Sunday 14 August 2011

Well who'd a thunk it?!



For three years a friend at work has been telling me that I need to start cycling into work. For three years I've been replying with one or more of the following:

1) No.

2) Just absolutely no.

3) When hell freezes over.

4) Not in a bajillion years.

5) hahahahahhhAhahhahahahahahahahhhaahahah!

6) Really, no.


I'd spent the majority of my youth on increasingly larger hand-me-down bikes from my cousins or brother. I still remember the day I got my first ever brand new bike, my wonderful Grandad who I've mentioned here before would get my brother and I a new one every few years on our birthdays. I remember coming home from holiday one day when I was God-knows how old and demanding my stabilisers be taken off my little red, yellow and blue bike. There were rides to Llyn Eiddwen, bikes dumped unceremoniously in the rushes by the side of sheep-poo covered tarmac, Dad shepherding us on occasional trips, he on his big white Raleigh racing bike. Off-road rides up The Top of the farm, skipping ropes tied to each handle bar so my brother and I could pretend we were riding horses and play Lonesome Dove (yes, we did actually do this). But the extent of the traffic on Mynydd Bach was the occasional sheep with a death-wish, or on a really busy day, a tractor from a neighbouring farm.

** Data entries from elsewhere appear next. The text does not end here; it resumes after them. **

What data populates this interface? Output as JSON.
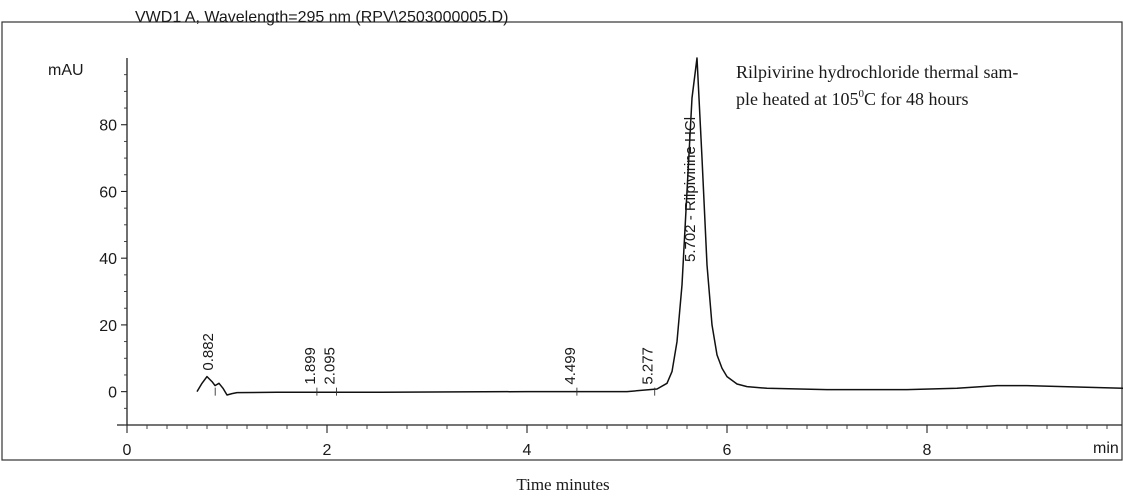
{
  "chart_data": {
    "type": "line",
    "title": "VWD1 A, Wavelength=295 nm (RPV\\2503000005.D)",
    "ylabel": "mAU",
    "xlabel_unit": "min",
    "xlabel": "Time minutes",
    "xlim": [
      0,
      10
    ],
    "ylim": [
      -10,
      100
    ],
    "xticks": [
      0,
      2,
      4,
      6,
      8
    ],
    "yticks": [
      0,
      20,
      40,
      60,
      80
    ],
    "annotation_lines": [
      "Rilpivirine hydrochloride thermal sam-",
      "ple heated at 105",
      "C for 48 hours"
    ],
    "annotation_superscript": "0",
    "peaks": [
      {
        "rt": 0.882,
        "label": "0.882",
        "height": 4.5
      },
      {
        "rt": 1.899,
        "label": "1.899",
        "height": 0.3
      },
      {
        "rt": 2.095,
        "label": "2.095",
        "height": 0.3
      },
      {
        "rt": 4.499,
        "label": "4.499",
        "height": 0.3
      },
      {
        "rt": 5.277,
        "label": "5.277",
        "height": 0.3
      },
      {
        "rt": 5.702,
        "label": "5.702 - Rilpivirine HCl",
        "height": 100
      }
    ],
    "series": [
      {
        "x": [
          0.7,
          0.75,
          0.8,
          0.85,
          0.88,
          0.92,
          0.96,
          1.0,
          1.05,
          1.1,
          1.5,
          2.5,
          4.0,
          5.0,
          5.3,
          5.4,
          5.45,
          5.5,
          5.55,
          5.6,
          5.65,
          5.7,
          5.75,
          5.8,
          5.85,
          5.9,
          5.95,
          6.0,
          6.1,
          6.2,
          6.4,
          7.0,
          7.8,
          8.3,
          8.7,
          9.0,
          9.5,
          10.0
        ],
        "y": [
          0,
          2.5,
          4.5,
          3.0,
          1.8,
          2.5,
          1.0,
          -1.0,
          -0.6,
          -0.3,
          -0.2,
          -0.2,
          0,
          0,
          0.8,
          2.5,
          6,
          15,
          32,
          60,
          88,
          100,
          70,
          38,
          20,
          11,
          7,
          4.5,
          2.3,
          1.5,
          1.0,
          0.6,
          0.6,
          1.0,
          1.8,
          1.8,
          1.4,
          1.0
        ]
      }
    ]
  }
}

But in London traffic? I would surely be flattened by a bus in a day. Or murdered by angry "expert" cyclists with serious faces and serious bikes and even more serious lycra. And considering my brief foray into learning to drive didn't go so well (I still have frequent recurrent nightmares about being put behind the wheel of a car) and the fact that I sometimes have to think quite hard before being sure which is my left and right - well, I thought it was probably best for everyone if I just stayed off the roads.

And then one day the impossible happened: my cycle-mad flatmate asked why I didn't just get a bike.........and I actually found myself considering it. And considering it in scenarios that didn't end with me under the wheels of a bus.

A little bit of idle searching online and I came across the Bobbin Bicycles site, which is basically porn for any vintage-style bike lovers out there. I'd heard about Pashley a while ago, and have been watching the past two annual Tweed Runs with tweed-green-eyed envy, but never in my wildest dreams could I have ever imagined owning one of these beauties.

If you've never heard of Pashley, I don't blame you, but they really are the most beautiful bikes.
Established in Stratford-upon-Avon in 1926 by an ex-WW1 dispatch rider, they're still making them the same way, in the same place over eighty years later. With bikes named "The Guv'nor" and "The Princess" you can't help be charmed. I'd seen a fair few of the ladies Princesses around and fallen in love from afar, but searching the Bobbin catalogue that day I came across the Pashley Poppy . It was a bit of a Wayne's World moment, me practically drooling on the keyboard and swearing that one day she will be mine.

A few weeks later the bike came up in the Bobbin summer sale, and I jumped. Taking her out for a test-ride I fell instantly in love with the "sit-up-and-beg" style of the high handlebars. I rode around the lovely quiet square behind the shop a few times quit happily in the skirt I happened to be wearing that day, and noticed how people smiled at me and my lovely bike. I knew I had to buy it - not just that model but that very bike. I walked away with it about 20 minutes later....and got it in the back of a taxi as I wasn't quite brave enough to make an hour and a half journey across London in rush-hour on my brand new bike just yet.

I thought it would be ages before I worked up the courage to begin riding on London roads, but progressed in one weekend from riding on the Thames path to Barnes, then riding to South Bank on some of the cycle lanes on roads, and then attempting my journey to work on a beautiful quiet sunday morning. By monday I made my first trip to work in rush-hour traffic and was loving it. Okay, so I still get a bit sicky-feeling with nerves when I think about it (not loving the lorries and buses....and serious cyclists frowning at me and my sedate pace every morning) but the wonderful feeling of air and movement and speed is infinitely nicer than the stale soot, delayed and cramped tube carriages. I even think that the type of perspiration you get from a bike is preferable to the type of perspiration you get from a tube journey at this time of the year. Here are some of the brilliant things that I've seen and have made me smile on my couple of weeks cycling to work:

A man jumping over a 7-foot wide cobbled road on roller-blades.

A business man crossing the road smoking a pipe.

The Royal Albert Hall and memorial every morning and evening.

Little girls being led around the paddock in Hyde Park on little piebald ponies early in the morning.

A man waiting at a crossing who looked exactly like my Grandad.





And here's what I've learned:


I love cycling.

My bike is a bit like me (old before her time, a bit creaky, likes to dress in vintage).

I call my bike Poppet and talk to it regularly. Out loud.

I bruise like a peach and my inner thighs are purple right now.

Safety is Sexy.

Exercise is fun when you don't know you're doing it.

If I can do it, anyone can.


And if I do end up under a bus? I just hope my Poppet makes it unscathed.